The Securities and Exchange Board of India (Sebi) is getting uneasy about the rise in index options trade by investors from smaller centres. Lured by the possibility of high returns, investors from the retail category in smaller towns and cities have been increasing their exposure to these options since the beginning of the year.
The regulator said the low levels of financial literacy and investor awareness was the main reason for rise in retail participation in the derivatives segment. "In smaller centres, people have started trading in index options, which is not suitable for them. They are being encouraged even though they don't have much knowledge about these products. They are being lured by the gains," said Rajeev Kumar Agarwal, whole-time member, Sebi, at a financial literacy seminar.

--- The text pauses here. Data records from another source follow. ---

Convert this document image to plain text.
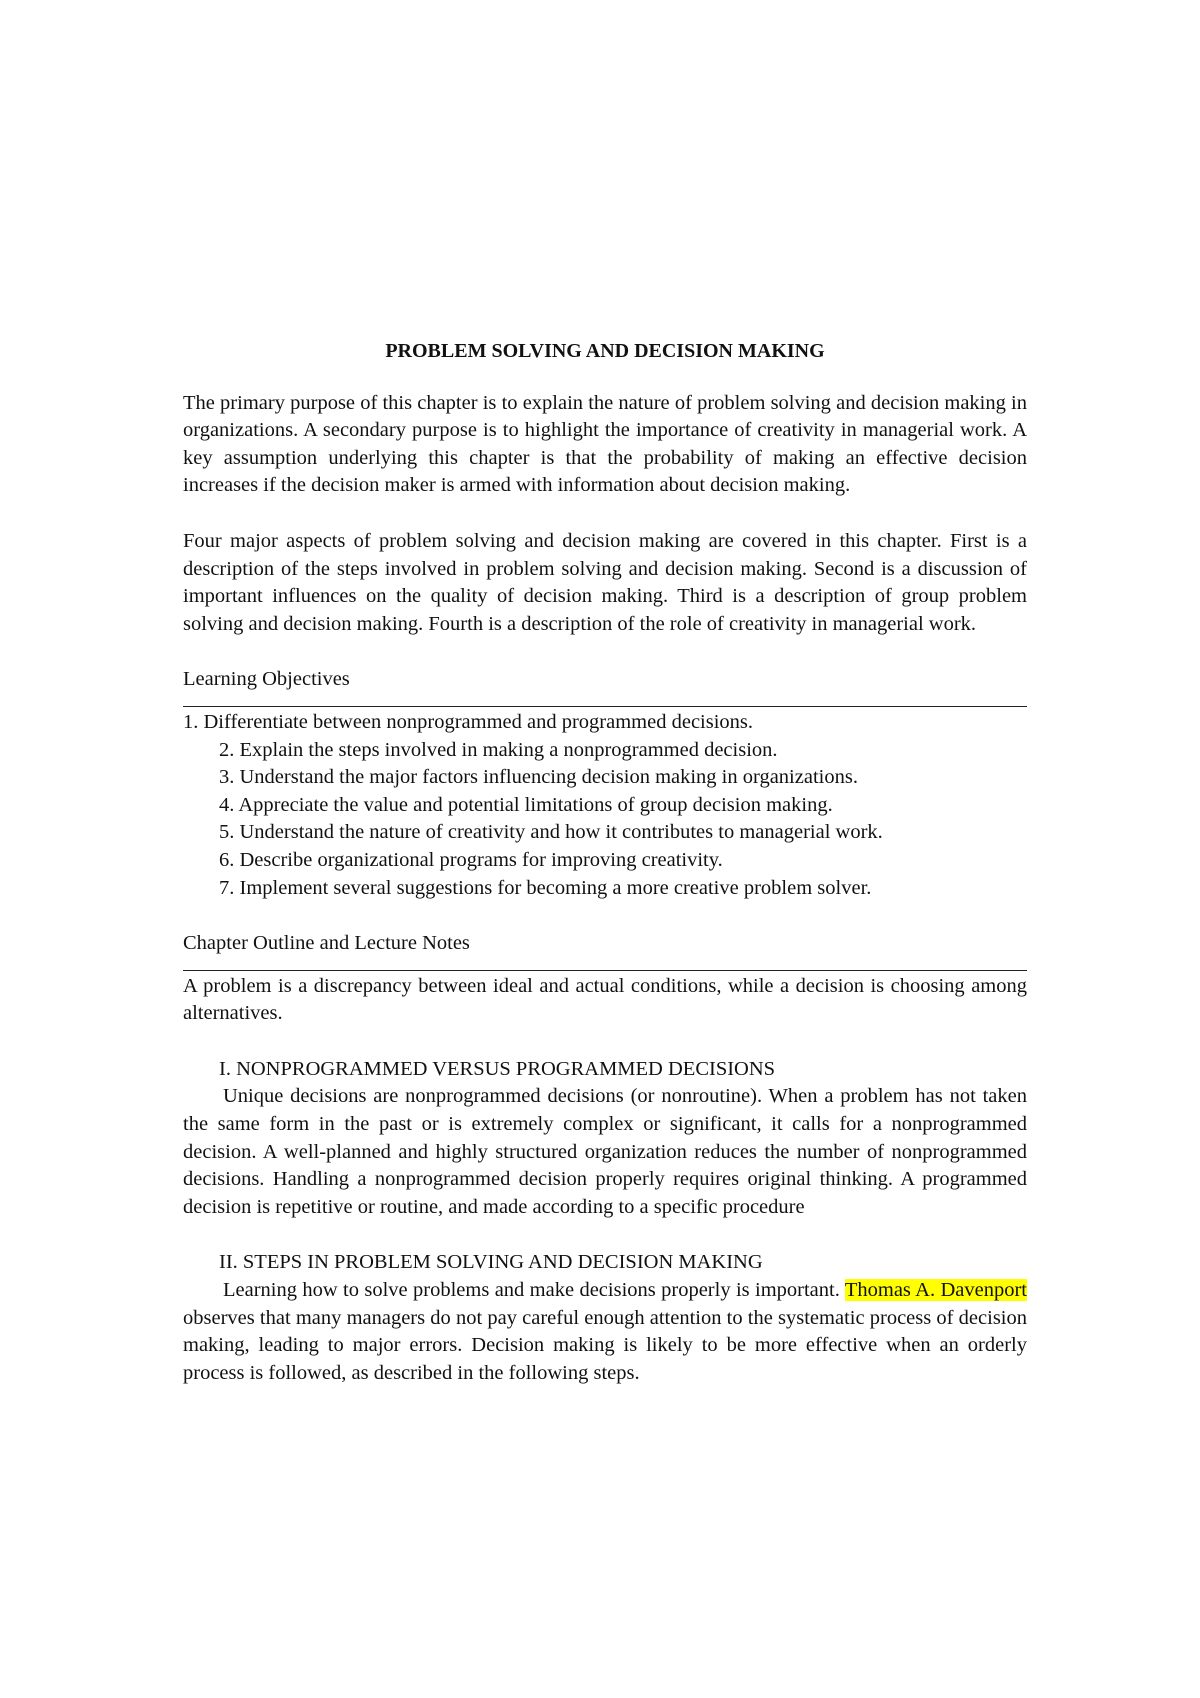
PROBLEM SOLVING AND DECISION MAKING

The primary purpose of this chapter is to explain the nature of problem solving and decision making in organizations. A secondary purpose is to highlight the importance of creativity in managerial work. A key assumption underlying this chapter is that the probability of making an effective decision increases if the decision maker is armed with information about decision making.

Four major aspects of problem solving and decision making are covered in this chapter. First is a description of the steps involved in problem solving and decision making. Second is a discussion of important influences on the quality of decision making. Third is a description of group problem solving and decision making. Fourth is a description of the role of creativity in managerial work.

Learning Objectives
1. Differentiate between nonprogrammed and programmed decisions.
2. Explain the steps involved in making a nonprogrammed decision.
3. Understand the major factors influencing decision making in organizations.
4. Appreciate the value and potential limitations of group decision making.
5. Understand the nature of creativity and how it contributes to managerial work.
6. Describe organizational programs for improving creativity.
7. Implement several suggestions for becoming a more creative problem solver.
Chapter Outline and Lecture Notes

A problem is a discrepancy between ideal and actual conditions, while a decision is choosing among alternatives.

I. NONPROGRAMMED VERSUS PROGRAMMED DECISIONS

Unique decisions are nonprogrammed decisions (or nonroutine). When a problem has not taken the same form in the past or is extremely complex or significant, it calls for a nonprogrammed decision. A well-planned and highly structured organization reduces the number of nonprogrammed decisions. Handling a nonprogrammed decision properly requires original thinking. A programmed decision is repetitive or routine, and made according to a specific procedure

II. STEPS IN PROBLEM SOLVING AND DECISION MAKING

Learning how to solve problems and make decisions properly is important. Thomas A. Davenport observes that many managers do not pay careful enough attention to the systematic process of decision making, leading to major errors. Decision making is likely to be more effective when an orderly process is followed, as described in the following steps.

Average monthly trading turnover in index options in November stood at 84 per cent of the total trades in the market, up from 77 per cent in January.
Index options are instruments where investors and traders can take exposure to stocks in an index for diversification and better returns.
Such trades, while providing higher returns, also involve higher risks for investors.
In options trading, investors and traders only need to pay an options premium, much smaller than the contract value. In options shorting, the trades can generate very high returns but in case of a fall in the index value, the loss is only to the extent of the amount paid as options premium.
"Since Nifty margins at this point are lower than stock margins, options writing is becoming much more popular among retail and high net worth investors (HNI). Earlier, options writing was largely done by savvy HNIs or foreign institutional investors, who understood this segment quite well," said the head of derivatives of a domestic brokerage, who did not wish to be named.
The rise in trading in index options indicates a rise in speculation in the market, ill-advised for retail investors who should be looking at long-term investing, sector officials said.
Market intermediaries in smaller town's and cities have been known to be encouraging new investors to explore this route to advance their businesses. Concerned by this trend, the regulator has boosted its investor awareness initiatives, with a particular focus in smaller centres, where the practice of misleading investors is more rampant. Regional offices of Sebi have a dedicated classroom where such investor education programmes are routinely held, said Agarwal.
"Not just the investors, but the intermediaries also need to be educated. We need to tackle the issue of financial ignorance from all sides to end such malpractices," said Agarwal.